Inspiration
We noticed that certain celebrities have specific manners of speech, almost formulaic at times, that a computer program could possibly replicate. We set out to implement such a program using Twitter, a platform that allows bidirectional public mass-interaction
What it does
PersonaTweet, given an input file of text spoken by the desired character, will form a character which accurately corresponds to the person who said the contents of the input file. This character will post on Twitter and interact with users through Twitter in meaningful and properly responsive communication.
How we built it
This tool, in its current iteration, has been built around the 45th United States President, Donald Trump. We leveraged the JMegaHAL Java library to handle the Markov-chain technology at the core of PersonaTweet. PersonaTweet reads in an input file into the Markov-chain implementation and listens on Twitter for tweets directed PersonaTweet's account. For each tweet directed at this account, PersonaTweet determines the operative word in the tweet and crafts a tweet in reply to this subject in the style of the character and posts it to Twitter. Occasionally, PersonaTweet will begin unprompted tweeting regarding subjects typical to the character's thought process.
Challenges we ran into
Synonyms are very tough to handle, especially when analyzing on a per-word basis as with our rudimentary Markov-chain implementation. This can sometimes lead to seemingly irrelevant replies being sent to a user. Additionally, scraping the web to obtain text input can sometimes save text with ANSI encoding, which other components of PersonaTweet may not be able to understand.

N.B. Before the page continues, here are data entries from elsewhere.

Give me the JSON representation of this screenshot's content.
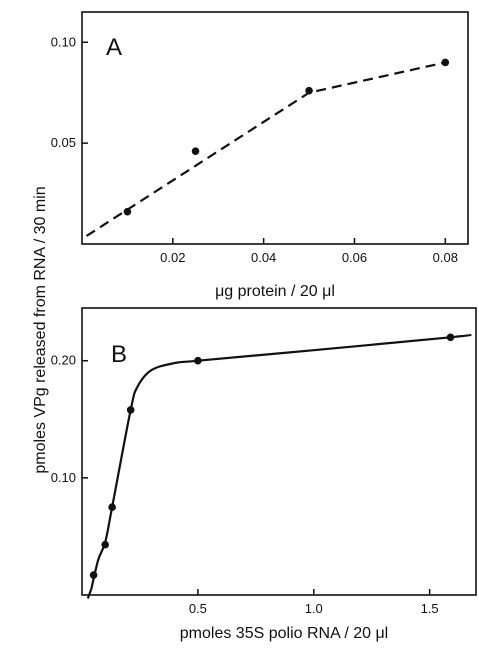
{
  "ylabel": "pmoles VPg released from RNA / 30 min",
  "chart_data": [
    {
      "type": "line",
      "panel_label": "A",
      "xlabel": "μg protein / 20 μl",
      "xlim": [
        0,
        0.085
      ],
      "ylim": [
        0,
        0.115
      ],
      "x_ticks": [
        0.02,
        0.04,
        0.06,
        0.08
      ],
      "x_tick_labels": [
        "0.02",
        "0.04",
        "0.06",
        "0.08"
      ],
      "y_ticks": [
        0.05,
        0.1
      ],
      "y_tick_labels": [
        "0.05",
        "0.10"
      ],
      "line_style": "dashed",
      "series": [
        {
          "points": [
            [
              0.01,
              0.016
            ],
            [
              0.025,
              0.046
            ],
            [
              0.05,
              0.076
            ],
            [
              0.08,
              0.09
            ]
          ],
          "curve": [
            [
              0.001,
              0.004
            ],
            [
              0.05,
              0.075
            ],
            [
              0.08,
              0.09
            ]
          ]
        }
      ]
    },
    {
      "type": "line",
      "panel_label": "B",
      "xlabel": "pmoles 35S polio RNA / 20 μl",
      "xlim": [
        0,
        1.7
      ],
      "ylim": [
        0,
        0.245
      ],
      "x_ticks": [
        0.5,
        1.0,
        1.5
      ],
      "x_tick_labels": [
        "0.5",
        "1.0",
        "1.5"
      ],
      "y_ticks": [
        0.1,
        0.2
      ],
      "y_tick_labels": [
        "0.10",
        "0.20"
      ],
      "line_style": "solid",
      "series": [
        {
          "points": [
            [
              0.05,
              0.017
            ],
            [
              0.1,
              0.043
            ],
            [
              0.13,
              0.075
            ],
            [
              0.21,
              0.158
            ],
            [
              0.5,
              0.2
            ],
            [
              1.59,
              0.22
            ]
          ],
          "curve": [
            [
              0.04,
              0.005
            ],
            [
              0.07,
              0.03
            ],
            [
              0.1,
              0.045
            ],
            [
              0.13,
              0.075
            ],
            [
              0.21,
              0.158
            ],
            [
              0.24,
              0.178
            ],
            [
              0.3,
              0.192
            ],
            [
              0.4,
              0.198
            ],
            [
              0.5,
              0.2
            ],
            [
              1.0,
              0.209
            ],
            [
              1.59,
              0.22
            ],
            [
              1.68,
              0.222
            ]
          ]
        }
      ]
    }
  ]
}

Accomplishments that we're proud of
We were able to successfully interact with Twitter's API and build a system to manipulate this API to allow for a fully automated account, something which Twitter isn't necessarily intended for. We also were able to finely tune the input of the markov chain to determine what the specific machine learning algorithm responds well to and what will break it.
What we learned
We learned how Markov chains can be applied to speech prediction. In fact, it's what most cell phone keyboard programs use to predict what their users type, a very similar application to our implementation. We also learned how simple it is to leverage external libraries and APIs, making it less theoretically and technically intensive to complete trivial and complex tasks.

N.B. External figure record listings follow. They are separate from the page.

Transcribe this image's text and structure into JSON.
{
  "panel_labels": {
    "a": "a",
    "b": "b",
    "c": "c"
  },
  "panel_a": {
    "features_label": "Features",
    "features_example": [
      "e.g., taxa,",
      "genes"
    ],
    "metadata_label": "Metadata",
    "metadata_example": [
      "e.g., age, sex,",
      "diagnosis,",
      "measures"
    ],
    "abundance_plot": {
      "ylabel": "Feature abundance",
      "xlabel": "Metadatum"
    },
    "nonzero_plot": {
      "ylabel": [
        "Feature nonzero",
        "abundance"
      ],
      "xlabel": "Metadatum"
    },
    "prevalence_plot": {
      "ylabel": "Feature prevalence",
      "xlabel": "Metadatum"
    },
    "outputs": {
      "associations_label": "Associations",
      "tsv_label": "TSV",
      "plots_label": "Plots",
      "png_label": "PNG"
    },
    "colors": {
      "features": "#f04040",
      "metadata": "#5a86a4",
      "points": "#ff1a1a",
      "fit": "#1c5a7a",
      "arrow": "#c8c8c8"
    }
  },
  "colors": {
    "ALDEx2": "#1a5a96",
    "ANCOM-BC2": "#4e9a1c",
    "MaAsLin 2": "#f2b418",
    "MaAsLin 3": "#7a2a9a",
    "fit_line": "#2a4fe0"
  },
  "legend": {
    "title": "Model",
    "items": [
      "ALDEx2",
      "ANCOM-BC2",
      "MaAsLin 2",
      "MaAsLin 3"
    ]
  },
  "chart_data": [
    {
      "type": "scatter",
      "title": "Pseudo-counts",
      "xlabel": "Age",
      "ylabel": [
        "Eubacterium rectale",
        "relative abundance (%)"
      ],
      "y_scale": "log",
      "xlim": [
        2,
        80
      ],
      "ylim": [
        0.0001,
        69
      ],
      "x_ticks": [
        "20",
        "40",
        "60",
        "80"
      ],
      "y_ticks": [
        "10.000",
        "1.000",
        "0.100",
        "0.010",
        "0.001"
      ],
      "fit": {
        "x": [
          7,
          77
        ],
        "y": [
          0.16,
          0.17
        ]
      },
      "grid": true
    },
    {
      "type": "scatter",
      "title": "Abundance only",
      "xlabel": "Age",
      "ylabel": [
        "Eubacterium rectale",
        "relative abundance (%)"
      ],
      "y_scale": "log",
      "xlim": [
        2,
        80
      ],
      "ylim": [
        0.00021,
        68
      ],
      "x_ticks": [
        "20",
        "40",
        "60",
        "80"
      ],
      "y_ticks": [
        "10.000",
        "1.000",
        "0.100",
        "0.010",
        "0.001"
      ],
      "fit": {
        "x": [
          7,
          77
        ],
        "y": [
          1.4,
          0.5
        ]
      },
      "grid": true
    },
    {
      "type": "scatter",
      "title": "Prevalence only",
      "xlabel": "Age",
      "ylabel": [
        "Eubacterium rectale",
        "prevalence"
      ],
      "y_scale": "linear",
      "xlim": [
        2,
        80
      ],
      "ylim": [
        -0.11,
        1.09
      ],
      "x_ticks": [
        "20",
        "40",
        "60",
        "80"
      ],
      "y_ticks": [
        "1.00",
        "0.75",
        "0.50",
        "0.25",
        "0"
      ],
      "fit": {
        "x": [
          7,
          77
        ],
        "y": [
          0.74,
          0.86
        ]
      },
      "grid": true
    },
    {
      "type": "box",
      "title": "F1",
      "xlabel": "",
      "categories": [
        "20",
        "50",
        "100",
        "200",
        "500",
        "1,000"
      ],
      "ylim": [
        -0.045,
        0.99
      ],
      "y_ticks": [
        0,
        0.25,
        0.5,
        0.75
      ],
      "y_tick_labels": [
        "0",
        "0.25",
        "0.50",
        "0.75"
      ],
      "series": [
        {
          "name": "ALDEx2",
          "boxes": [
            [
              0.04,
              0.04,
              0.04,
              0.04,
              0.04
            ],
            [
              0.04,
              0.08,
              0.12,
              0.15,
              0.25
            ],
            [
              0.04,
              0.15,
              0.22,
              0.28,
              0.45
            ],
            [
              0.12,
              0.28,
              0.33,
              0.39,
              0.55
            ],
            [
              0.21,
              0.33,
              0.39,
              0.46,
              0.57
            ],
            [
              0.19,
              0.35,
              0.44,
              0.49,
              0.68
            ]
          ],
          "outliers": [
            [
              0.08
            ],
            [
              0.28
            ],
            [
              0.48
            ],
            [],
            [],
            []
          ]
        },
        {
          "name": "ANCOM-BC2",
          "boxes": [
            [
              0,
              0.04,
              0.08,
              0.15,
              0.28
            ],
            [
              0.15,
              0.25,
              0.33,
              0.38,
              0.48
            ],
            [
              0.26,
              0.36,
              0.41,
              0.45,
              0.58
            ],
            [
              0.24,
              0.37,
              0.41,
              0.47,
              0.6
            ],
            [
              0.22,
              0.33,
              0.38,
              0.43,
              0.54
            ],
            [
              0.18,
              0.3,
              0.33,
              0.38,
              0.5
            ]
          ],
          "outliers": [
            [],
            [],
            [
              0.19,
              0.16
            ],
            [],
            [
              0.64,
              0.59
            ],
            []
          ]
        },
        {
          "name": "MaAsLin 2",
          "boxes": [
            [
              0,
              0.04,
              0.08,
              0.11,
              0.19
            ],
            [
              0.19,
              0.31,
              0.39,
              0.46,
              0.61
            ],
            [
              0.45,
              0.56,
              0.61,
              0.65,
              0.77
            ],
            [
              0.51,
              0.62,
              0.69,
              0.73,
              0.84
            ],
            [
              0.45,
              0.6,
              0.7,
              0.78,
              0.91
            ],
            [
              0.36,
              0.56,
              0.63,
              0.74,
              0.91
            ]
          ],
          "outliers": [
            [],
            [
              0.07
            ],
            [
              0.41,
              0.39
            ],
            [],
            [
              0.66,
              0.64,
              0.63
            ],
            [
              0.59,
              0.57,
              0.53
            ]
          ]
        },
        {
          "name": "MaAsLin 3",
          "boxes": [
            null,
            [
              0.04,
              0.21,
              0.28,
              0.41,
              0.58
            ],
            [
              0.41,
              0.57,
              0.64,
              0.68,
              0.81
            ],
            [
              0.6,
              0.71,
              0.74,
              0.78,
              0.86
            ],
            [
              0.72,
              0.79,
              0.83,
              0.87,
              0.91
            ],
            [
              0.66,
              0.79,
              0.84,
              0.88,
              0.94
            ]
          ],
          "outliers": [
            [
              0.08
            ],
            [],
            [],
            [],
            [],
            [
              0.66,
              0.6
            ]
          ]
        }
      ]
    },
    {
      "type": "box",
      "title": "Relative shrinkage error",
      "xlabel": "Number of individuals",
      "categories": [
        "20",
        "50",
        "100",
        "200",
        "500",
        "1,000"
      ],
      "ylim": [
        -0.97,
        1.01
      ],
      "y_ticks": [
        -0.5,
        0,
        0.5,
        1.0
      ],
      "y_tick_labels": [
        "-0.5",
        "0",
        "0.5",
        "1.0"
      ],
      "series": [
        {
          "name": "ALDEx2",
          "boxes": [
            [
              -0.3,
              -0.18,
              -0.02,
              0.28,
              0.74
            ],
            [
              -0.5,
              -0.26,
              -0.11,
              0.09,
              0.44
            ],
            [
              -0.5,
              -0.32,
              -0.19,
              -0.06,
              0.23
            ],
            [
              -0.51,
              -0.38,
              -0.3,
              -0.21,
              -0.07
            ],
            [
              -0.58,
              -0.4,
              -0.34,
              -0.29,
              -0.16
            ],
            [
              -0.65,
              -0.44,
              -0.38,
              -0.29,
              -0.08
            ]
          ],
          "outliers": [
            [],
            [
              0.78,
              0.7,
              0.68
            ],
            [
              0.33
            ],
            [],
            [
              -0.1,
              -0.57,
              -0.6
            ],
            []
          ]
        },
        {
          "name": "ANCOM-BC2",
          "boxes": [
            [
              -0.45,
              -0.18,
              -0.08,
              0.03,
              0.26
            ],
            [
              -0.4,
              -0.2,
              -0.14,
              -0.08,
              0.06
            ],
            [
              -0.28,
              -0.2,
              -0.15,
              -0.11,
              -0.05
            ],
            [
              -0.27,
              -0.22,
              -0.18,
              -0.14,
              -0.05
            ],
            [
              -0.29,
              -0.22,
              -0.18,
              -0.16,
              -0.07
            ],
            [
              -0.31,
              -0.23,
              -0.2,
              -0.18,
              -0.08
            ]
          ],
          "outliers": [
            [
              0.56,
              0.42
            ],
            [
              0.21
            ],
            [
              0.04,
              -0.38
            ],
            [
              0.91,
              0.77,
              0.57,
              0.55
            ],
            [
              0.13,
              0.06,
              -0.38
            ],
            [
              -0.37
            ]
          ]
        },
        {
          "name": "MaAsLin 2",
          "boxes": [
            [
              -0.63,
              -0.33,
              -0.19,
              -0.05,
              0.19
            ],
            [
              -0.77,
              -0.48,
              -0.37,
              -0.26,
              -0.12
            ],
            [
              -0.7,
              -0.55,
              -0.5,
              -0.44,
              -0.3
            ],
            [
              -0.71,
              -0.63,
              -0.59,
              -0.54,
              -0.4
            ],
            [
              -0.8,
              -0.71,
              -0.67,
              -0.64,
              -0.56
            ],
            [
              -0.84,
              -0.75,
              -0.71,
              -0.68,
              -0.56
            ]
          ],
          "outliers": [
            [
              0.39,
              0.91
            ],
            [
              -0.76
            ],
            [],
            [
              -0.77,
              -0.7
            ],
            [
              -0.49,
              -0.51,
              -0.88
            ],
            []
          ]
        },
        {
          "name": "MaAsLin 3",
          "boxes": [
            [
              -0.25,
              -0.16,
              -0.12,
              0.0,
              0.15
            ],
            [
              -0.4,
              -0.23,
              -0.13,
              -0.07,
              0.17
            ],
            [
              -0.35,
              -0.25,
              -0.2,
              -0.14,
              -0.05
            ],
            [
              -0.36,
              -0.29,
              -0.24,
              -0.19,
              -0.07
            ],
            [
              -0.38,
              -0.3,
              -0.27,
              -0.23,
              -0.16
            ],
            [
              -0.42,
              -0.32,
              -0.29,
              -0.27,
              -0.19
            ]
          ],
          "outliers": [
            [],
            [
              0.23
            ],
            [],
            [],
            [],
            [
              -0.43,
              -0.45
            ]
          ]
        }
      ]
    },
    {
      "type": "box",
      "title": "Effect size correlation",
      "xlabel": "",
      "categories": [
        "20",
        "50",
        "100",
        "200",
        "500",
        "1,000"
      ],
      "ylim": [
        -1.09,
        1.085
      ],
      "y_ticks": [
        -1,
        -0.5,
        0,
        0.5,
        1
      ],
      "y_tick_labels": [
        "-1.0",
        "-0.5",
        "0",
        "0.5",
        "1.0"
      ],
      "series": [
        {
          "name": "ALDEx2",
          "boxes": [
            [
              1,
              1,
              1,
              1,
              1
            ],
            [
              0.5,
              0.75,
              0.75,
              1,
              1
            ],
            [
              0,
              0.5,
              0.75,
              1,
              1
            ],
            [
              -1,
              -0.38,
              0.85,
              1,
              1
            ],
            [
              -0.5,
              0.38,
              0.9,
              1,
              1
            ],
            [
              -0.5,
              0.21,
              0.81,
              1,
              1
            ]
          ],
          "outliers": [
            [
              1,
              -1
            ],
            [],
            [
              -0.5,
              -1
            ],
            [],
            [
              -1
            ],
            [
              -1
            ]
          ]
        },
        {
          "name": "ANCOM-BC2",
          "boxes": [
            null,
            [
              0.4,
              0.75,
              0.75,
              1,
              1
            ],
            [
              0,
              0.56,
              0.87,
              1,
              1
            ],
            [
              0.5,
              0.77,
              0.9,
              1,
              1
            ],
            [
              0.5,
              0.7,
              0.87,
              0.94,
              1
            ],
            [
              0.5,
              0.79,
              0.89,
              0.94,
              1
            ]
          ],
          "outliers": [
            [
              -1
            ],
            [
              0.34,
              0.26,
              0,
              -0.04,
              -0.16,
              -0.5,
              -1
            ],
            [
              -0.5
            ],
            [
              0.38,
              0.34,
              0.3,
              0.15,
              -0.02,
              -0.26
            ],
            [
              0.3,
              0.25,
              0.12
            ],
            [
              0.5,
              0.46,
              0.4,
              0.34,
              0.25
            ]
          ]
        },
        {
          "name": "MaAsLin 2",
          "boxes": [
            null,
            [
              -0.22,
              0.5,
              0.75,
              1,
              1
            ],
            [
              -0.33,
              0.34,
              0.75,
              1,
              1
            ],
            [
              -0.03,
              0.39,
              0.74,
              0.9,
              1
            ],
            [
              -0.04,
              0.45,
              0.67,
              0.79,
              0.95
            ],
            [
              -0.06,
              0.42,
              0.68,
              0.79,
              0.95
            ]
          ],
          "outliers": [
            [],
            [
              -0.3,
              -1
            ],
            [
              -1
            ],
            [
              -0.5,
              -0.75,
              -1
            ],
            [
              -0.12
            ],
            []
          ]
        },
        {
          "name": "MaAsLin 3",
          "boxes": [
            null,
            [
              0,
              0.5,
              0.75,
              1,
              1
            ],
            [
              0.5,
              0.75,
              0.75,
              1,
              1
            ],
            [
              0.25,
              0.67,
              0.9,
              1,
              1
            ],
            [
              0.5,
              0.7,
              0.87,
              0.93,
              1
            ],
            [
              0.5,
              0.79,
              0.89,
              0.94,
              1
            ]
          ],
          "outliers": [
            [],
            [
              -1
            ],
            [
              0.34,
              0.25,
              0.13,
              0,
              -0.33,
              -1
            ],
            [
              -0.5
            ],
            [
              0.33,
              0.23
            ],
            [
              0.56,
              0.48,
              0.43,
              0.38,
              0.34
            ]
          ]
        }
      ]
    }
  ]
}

What's next for PersonaTweet
We plan to make PersonaTweet more extensible, by developing and making a framework and library available to replicate characters without the need to modify PersonaTweet source code. Another feature that will be implemented is the ability to replicate a Twitter account as the initial source of a character, making it so the user doesn't have to provide his/her own Possible implementation of image analysis, recognition, and generation to enable multi-media communication could be a further task.